A machine learning-based framework for prognostic prediction and tumor microenvironment characterization of locally advanced cervical cancer with concurrent chemoradiotherapy.
Yue Feng, Zijian Sun, Yuqiang Li, Fang Wang, Qiyang Li, Jiahui Ma, Xiaoyong Zhang, Hui Ye, Xiaojuan Lv, Zhao Wang, Lei Shi, Zhen Zhang, Jiayu Song, Tao Feng, Haowen Li
Abstract
Open AccessAccurate prognosis prediction for locally advanced cervical cancer (LACC) after concurrent chemoradiotherapy (CCRT) is essential for individualized treatment decision making. We aimed to develop a multitask prognostic model and reveal radiomic-phenotypic associations for LACC patients after CCRT. The framework consists of (1) A deep learning-based fully automated model (DeepMR-LACC) which used T2-weighted magnetic resonance images obtained before CCRT to predict patient outcomes; (2) Proteomics profiling from paired cervical biopsy samples for tumor microenvironment characterization and radioproteomics-based risk stratification.
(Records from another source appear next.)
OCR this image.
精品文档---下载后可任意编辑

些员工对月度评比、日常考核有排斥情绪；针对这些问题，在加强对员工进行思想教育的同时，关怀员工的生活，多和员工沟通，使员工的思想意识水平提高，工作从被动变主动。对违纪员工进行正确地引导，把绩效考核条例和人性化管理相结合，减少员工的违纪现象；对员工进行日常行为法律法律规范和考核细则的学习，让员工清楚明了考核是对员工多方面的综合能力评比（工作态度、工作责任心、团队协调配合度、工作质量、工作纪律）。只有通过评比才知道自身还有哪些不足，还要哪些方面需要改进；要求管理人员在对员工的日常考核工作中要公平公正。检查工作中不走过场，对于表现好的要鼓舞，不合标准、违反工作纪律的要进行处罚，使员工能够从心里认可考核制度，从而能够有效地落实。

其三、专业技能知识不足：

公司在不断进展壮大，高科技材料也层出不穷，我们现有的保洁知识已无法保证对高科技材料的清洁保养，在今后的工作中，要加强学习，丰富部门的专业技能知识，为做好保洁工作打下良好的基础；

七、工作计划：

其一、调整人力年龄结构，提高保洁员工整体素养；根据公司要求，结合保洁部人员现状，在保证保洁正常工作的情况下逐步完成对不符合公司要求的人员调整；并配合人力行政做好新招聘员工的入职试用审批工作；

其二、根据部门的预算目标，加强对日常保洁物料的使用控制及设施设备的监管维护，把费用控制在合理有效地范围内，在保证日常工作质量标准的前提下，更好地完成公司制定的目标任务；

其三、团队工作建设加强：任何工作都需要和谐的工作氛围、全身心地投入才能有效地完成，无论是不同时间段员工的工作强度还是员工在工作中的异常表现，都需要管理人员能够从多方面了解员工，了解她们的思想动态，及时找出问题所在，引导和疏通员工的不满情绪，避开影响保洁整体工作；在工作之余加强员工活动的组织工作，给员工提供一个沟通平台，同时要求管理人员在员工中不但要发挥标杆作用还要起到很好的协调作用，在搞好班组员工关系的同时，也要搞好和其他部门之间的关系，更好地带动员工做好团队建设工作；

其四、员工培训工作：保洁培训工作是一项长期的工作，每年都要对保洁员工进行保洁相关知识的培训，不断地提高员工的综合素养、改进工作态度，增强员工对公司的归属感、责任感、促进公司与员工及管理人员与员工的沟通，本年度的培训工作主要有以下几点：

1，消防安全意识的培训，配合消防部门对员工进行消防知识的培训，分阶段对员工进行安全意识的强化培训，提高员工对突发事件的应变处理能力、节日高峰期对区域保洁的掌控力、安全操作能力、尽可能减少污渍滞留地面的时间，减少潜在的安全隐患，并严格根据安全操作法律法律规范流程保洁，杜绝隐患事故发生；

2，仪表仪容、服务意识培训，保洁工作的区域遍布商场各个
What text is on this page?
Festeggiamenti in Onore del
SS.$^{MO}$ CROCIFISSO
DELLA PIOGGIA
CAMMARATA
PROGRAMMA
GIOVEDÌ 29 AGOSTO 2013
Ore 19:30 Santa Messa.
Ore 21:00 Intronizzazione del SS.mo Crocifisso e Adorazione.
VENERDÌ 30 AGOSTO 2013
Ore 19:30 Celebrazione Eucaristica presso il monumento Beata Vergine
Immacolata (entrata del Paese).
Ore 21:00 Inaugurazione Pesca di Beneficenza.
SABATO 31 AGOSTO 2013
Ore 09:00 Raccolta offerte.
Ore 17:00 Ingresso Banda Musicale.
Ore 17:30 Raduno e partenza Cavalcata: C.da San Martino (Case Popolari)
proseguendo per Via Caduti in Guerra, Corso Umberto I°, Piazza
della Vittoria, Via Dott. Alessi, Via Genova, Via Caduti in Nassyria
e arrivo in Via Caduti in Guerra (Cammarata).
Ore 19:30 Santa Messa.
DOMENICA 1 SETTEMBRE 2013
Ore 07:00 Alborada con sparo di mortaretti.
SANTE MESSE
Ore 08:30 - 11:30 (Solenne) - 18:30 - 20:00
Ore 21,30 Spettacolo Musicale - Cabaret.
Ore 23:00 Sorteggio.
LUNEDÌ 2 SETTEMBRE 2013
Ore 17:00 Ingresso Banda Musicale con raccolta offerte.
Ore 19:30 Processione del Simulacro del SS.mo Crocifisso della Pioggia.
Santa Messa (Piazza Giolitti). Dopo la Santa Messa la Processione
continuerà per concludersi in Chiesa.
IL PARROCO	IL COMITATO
The DeepMR-LACC predicted progression-free survival (PFS) and overall survival (OS) in training [C-indices, 0.80 (95% confidence interval, 0.75-0.84) and 0.83 (0.80-0.87)], internal test [0.67 (0.59-0.75) and 0.70 (0.61-0.78)], external test [0.69 (0.59-0.78) and 0.65 (0.55-0.76)] cohorts. The DeepMR-LACC effectively stratified patients into high- or low-risk groups, outperforming current clinical risk factors. Furthermore, proteomic profiling revealed an immunosuppressive microenvironment in the high-risk group. Finally, radioproteomics-based risk stratification showed superior prognostic performance compared to the DeepMR-LACC for PFS and OS in the radioproteomics cohort [C-indices 0.85 (0.74-0.96) and 0.85 (0.73-0.96)]. The DeepMR-LACC enabled accurate prognostic prediction and in-depth tumor microenvironment characterization for LACC, aiding personalized long-term management.